I'm going over the theory of hypothesis testing and I've hit a bump in trying to synthesize what exactly is happening with regards to significance levels and rejecting/ not rejecting a test. Let me quote the thoughts going on in my head and if I do have the right idea.
"Say we have chosen our significance level and we have arrived at the point where we have computed our test statistic, call it $t$. Say our test statistic falls into the rejection region we have chosen. Visually I am thinking something like this (this is just an example of a distribution that springs to mind, I don't have an exact distribution I am thinking about, just something to give me clarity):
What I have learned is that the significance level is the probability of a Type I error. So given that our test statistic $t$ falls into the rejection region, this means we would "reject" our null hypothesis."
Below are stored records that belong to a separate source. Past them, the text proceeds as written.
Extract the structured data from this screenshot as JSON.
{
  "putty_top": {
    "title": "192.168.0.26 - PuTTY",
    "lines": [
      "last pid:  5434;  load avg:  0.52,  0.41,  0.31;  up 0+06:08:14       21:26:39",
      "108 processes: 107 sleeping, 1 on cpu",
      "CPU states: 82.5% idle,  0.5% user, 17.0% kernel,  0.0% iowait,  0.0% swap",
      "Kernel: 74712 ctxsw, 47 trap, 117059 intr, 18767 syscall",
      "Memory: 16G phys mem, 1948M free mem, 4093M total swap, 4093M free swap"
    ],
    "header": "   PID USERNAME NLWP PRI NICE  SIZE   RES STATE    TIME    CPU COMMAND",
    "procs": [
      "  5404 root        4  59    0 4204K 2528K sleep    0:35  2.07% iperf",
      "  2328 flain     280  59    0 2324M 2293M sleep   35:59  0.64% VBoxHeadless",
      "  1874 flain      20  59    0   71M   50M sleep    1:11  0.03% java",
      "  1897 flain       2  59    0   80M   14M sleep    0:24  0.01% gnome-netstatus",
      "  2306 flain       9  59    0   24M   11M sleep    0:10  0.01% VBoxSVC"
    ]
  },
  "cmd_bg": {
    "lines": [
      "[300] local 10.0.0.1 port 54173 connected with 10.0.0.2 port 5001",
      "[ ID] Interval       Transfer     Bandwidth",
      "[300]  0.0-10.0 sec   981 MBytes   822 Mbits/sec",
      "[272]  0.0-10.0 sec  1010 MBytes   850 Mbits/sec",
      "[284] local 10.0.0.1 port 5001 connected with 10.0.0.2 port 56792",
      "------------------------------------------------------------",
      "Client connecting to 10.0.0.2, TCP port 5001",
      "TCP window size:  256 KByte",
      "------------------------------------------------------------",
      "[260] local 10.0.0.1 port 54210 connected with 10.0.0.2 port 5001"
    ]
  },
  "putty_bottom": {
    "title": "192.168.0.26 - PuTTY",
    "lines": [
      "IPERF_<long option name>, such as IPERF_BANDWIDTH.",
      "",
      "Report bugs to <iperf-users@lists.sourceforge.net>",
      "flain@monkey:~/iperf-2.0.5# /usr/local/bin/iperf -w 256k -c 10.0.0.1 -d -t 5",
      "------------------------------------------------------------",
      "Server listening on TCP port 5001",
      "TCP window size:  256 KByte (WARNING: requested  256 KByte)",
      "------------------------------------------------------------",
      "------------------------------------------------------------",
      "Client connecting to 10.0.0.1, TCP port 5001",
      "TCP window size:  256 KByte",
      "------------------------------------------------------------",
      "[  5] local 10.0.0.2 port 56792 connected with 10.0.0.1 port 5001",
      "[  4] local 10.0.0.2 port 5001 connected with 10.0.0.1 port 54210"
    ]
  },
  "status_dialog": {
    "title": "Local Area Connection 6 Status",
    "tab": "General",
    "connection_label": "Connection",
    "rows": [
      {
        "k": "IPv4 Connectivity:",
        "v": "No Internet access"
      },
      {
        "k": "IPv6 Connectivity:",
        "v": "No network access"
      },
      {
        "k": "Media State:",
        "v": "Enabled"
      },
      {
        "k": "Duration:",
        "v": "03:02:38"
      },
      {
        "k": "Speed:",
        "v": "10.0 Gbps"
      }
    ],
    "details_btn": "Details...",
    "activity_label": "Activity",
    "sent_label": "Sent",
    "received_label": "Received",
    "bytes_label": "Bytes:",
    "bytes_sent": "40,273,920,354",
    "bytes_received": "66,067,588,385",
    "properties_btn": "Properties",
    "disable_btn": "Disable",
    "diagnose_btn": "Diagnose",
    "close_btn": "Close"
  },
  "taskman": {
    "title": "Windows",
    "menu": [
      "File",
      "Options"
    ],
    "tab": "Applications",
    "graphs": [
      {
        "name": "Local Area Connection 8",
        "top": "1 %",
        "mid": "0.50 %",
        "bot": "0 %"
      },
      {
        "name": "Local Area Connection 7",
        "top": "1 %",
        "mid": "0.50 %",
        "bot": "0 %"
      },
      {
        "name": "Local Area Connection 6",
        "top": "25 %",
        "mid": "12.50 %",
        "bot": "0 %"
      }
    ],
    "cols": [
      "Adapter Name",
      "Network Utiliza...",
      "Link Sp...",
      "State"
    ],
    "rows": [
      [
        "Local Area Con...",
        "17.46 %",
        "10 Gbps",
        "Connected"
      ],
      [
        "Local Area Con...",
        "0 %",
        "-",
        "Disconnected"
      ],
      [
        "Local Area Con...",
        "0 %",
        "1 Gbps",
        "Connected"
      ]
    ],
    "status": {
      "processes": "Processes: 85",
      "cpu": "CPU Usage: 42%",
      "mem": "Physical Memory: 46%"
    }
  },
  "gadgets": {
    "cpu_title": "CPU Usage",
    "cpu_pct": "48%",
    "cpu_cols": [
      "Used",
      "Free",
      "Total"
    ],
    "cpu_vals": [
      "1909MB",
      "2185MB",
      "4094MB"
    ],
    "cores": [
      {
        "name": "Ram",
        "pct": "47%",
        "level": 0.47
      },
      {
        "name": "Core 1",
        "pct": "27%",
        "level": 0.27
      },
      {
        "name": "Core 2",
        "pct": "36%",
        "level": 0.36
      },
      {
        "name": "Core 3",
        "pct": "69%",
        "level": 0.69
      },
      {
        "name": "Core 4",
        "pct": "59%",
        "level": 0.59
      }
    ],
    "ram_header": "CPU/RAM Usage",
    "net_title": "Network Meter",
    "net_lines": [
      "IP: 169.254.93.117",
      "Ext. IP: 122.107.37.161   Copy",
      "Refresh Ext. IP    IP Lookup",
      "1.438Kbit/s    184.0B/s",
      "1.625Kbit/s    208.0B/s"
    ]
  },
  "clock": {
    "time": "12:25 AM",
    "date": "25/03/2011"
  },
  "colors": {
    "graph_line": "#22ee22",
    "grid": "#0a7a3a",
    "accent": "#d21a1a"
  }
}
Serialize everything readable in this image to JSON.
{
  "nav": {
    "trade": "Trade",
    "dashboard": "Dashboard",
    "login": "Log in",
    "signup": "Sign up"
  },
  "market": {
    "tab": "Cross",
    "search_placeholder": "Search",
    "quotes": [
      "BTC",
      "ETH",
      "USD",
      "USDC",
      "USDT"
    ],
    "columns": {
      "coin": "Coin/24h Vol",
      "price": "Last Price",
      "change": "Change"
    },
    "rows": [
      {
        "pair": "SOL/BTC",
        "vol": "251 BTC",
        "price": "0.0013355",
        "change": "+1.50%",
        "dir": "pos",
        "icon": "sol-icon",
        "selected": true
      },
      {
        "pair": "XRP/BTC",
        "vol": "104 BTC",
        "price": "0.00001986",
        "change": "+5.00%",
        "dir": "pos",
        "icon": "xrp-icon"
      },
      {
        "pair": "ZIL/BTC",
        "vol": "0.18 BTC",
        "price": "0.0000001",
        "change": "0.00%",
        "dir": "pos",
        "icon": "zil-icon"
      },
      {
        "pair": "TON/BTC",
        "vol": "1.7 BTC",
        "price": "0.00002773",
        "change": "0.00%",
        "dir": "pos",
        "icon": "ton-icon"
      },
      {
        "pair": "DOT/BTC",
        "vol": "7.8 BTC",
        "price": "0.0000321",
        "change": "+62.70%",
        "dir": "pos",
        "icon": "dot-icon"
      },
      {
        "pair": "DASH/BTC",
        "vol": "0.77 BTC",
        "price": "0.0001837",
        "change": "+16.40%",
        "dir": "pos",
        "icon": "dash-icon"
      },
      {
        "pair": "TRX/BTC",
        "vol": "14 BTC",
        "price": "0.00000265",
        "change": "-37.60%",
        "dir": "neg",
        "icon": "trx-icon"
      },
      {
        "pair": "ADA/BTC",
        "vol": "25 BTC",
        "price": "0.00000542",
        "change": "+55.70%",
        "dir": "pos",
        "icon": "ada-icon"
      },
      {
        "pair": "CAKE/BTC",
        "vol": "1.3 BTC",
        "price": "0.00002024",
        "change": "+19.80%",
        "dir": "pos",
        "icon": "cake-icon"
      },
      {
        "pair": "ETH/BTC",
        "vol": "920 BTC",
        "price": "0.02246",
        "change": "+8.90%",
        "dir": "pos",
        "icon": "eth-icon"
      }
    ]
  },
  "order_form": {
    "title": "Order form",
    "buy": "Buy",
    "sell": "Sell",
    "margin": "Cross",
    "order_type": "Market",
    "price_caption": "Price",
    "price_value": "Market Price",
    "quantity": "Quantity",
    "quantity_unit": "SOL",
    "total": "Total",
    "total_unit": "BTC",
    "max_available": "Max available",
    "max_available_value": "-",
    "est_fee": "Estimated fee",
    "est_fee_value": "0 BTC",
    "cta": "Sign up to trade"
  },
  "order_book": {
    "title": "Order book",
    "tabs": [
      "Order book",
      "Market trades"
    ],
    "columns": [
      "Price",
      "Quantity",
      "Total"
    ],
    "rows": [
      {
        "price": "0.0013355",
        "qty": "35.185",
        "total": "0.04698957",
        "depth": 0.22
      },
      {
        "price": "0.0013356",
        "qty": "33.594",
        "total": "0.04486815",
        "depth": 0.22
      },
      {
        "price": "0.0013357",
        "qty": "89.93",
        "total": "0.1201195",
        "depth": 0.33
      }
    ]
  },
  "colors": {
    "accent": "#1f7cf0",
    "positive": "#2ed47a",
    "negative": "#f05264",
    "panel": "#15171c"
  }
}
It is this next part of the puzzle that I'm having trouble interpreting: We calculated a specific test statistic, $t$ and it happens to fall in the rejection region. Does this mean that we have the probability of the test statistic $t$?
OR
is the reasoning: we calculated a test statistic $t$, it falls in the rejection region, but there is a 5% (chosen significance level) chance that I committed an error in rejecting the null hypothesis, but I am cool with that being the case.
But then how does the idea of "the probability of getting a specific value or higher" fit into the picture?
The probability is the probability that we would observe these data conditional on the null hypothesis being true.
I suspect that your confusion may lie in the statement “What I have learned is that the significance level is the probability of a Type I error.” If by that you mean the unconditional probability of a Type I error (which is what one usually means by referring to a “probability” without qualifying it), then that’s wrong. The unconditional probability of a Type I error has no place in the frequentist framework of hypothesis testing. To assign an unconditional probability to the occurrence of a Type I error, we’d have to assign a prior probability to it (on which we could then do a Bayesian update using the observed data to get its posterior probability) – and frequentist hypothesis testing is in a sense all about avoiding to do that.